I want to suck on pine needles, it said. It never failed to make out the Big Dipper. It never failed to be the big sipper, downing vodka and beer. I had to trick it into champagne. Then I had to trick it out of it.

When I arrived for my exchange year at the Equator, it went haywire. The Singapore sun made its skin bubble, its brain woozy, and yet it refused to pay for the room with the AC. I got tangled up in the dorm sheets and watched the ceiling fan.

Of course we all burnt our shoulders at the beach. Summer all day, every day like a smorgasbord of hopeful thoughts.

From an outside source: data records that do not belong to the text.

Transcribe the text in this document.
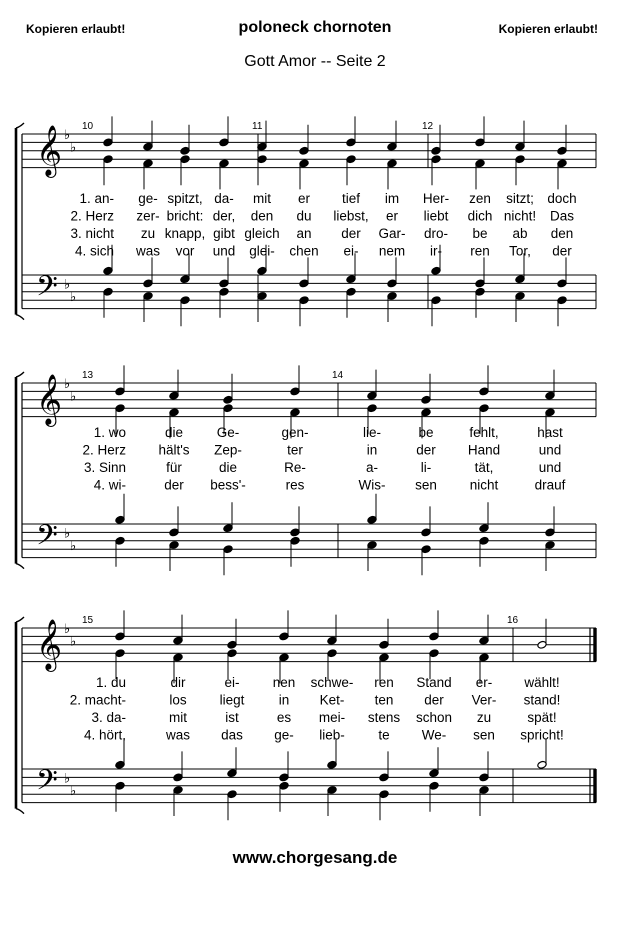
Kopieren erlaubt!	poloneck chornoten	Kopieren erlaubt!
Gott Amor -- Seite 2
𝄞
𝄢
♭
♭
♭
♭
10	11	12
1. an- ge- spitzt, da- mit er tief im Her- zen sitzt; doch
2. Herz zer- bricht: der, den du liebst, er liebt dich nicht! Das
3. nicht zu knapp, gibt gleich an der Gar- dro- be ab den
4. sich was vor und glei- chen ei- nem ir- ren Tor, der
𝄞
𝄢
♭
♭
♭
♭
13	14
1. wo	die Ge-	gen-	lie-	be	fehlt,	hast
2. Herz hält's Zep-	ter	in	der Hand	und
3. Sinn	für	die	Re-	a-	li-	tät,	und
4. wi-	der bess'-	res	Wis- sen nicht	drauf
𝄞
𝄢
♭
♭
♭
♭
15	16
1. du	dir	ei- nen schwe- ren Stand er- wählt!
2. macht-	los liegt	in Ket- ten der Ver- stand!
3. da-	mit	ist	es mei- stens schon zu	spät!
4. hört,	was das ge- lieb- te We- sen spricht!
www.chorgesang.de
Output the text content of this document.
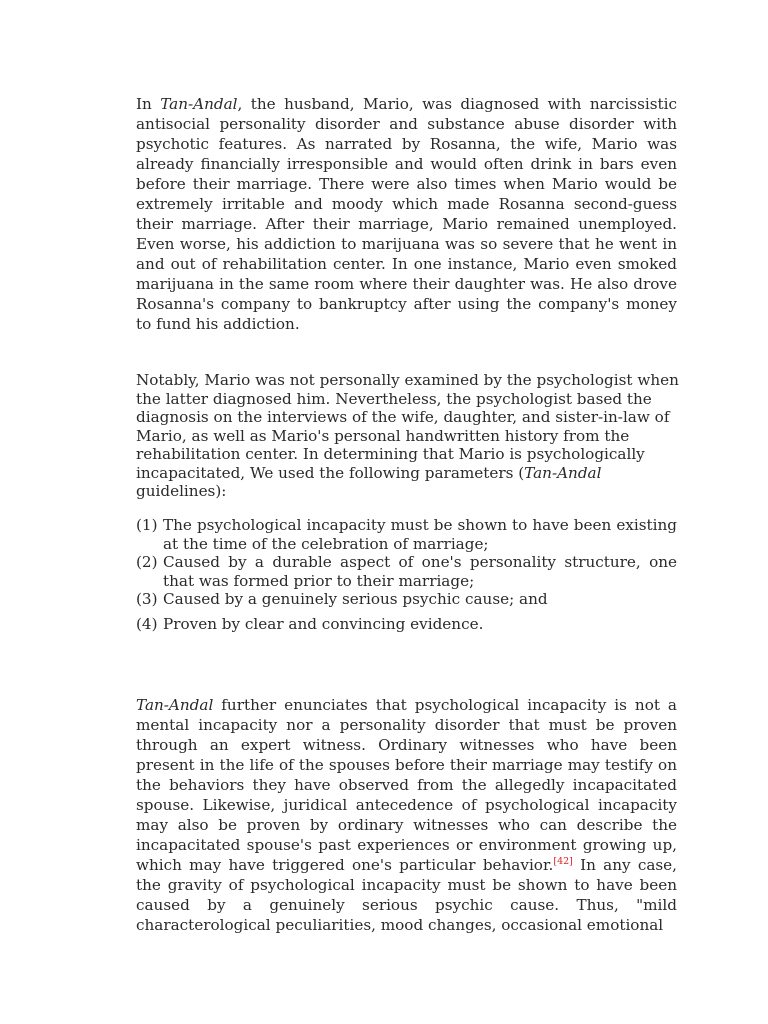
In Tan-Andal, the husband, Mario, was diagnosed with narcissistic antisocial personality disorder and substance abuse disorder with psychotic features. As narrated by Rosanna, the wife, Mario was already financially irresponsible and would often drink in bars even before their marriage. There were also times when Mario would be extremely irritable and moody which made Rosanna second-guess their marriage. After their marriage, Mario remained unemployed. Even worse, his addiction to marijuana was so severe that he went in and out of rehabilitation center. In one instance, Mario even smoked marijuana in the same room where their daughter was. He also drove Rosanna's company to bankruptcy after using the company's money to fund his addiction.

Notably, Mario was not personally examined by the psychologist when the latter diagnosed him. Nevertheless, the psychologist based the diagnosis on the interviews of the wife, daughter, and sister-in-law of Mario, as well as Mario's personal handwritten history from the rehabilitation center. In determining that Mario is psychologically incapacitated, We used the following parameters (Tan-Andal guidelines):

(1) The psychological incapacity must be shown to have been existing at the time of the celebration of marriage;
(2) Caused by a durable aspect of one's personality structure, one that was formed prior to their marriage;
(3) Caused by a genuinely serious psychic cause; and
(4) Proven by clear and convincing evidence.

Tan-Andal further enunciates that psychological incapacity is not a mental incapacity nor a personality disorder that must be proven through an expert witness. Ordinary witnesses who have been present in the life of the spouses before their marriage may testify on the behaviors they have observed from the allegedly incapacitated spouse. Likewise, juridical antecedence of psychological incapacity may also be proven by ordinary witnesses who can describe the incapacitated spouse's past experiences or environment growing up, which may have triggered one's particular behavior.[42] In any case, the gravity of psychological incapacity must be shown to have been caused by a genuinely serious psychic cause. Thus, "mild characterological peculiarities, mood changes, occasional emotional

I was suddenly an XL, legs stumpy and muscular. Short legs built to preserve heat, I learnt later. After three months, my body craved for cold undercurrents. May, June, July, it counted, it's time to cool down, it said. Three months of this is enough.

It’s only March, I said.

It took a while to get so cozy that at nights I put on my fuzzy socks. And still, some invisible tree released pollen unbeknownst to my body. You are allergic, said the nurse. I couldn't believe that this environment had found a new way to reject me. The antihistamines worked, but it was Hongkong that destroyed me.

Hongkong was a mistake because Hongkong in the springtime is like home. I put on a jacket and never got used to the heat again.

When I came back on the second of May, it was snowing in Helsinki, but still not enough. I flew further north and climbed a mountain and the gray of my eyes grew deeper and piercing. Tromsø was a harshness my body knew. Between the mountains there was a valley with snowbanks the size of me. I had to stop the car and touch it.

The night wasn't nightless yet, technically, but close enough. It was a salty haze, forever clinging to my curtains. My body hummed along:

made for mountains. Made for sleet. Made for snow. Itchy Mays. Reluctant to sun. Storing heat. But when I give it lychee and coconut water, it curls up on itself, bloody and soft like the memory itself.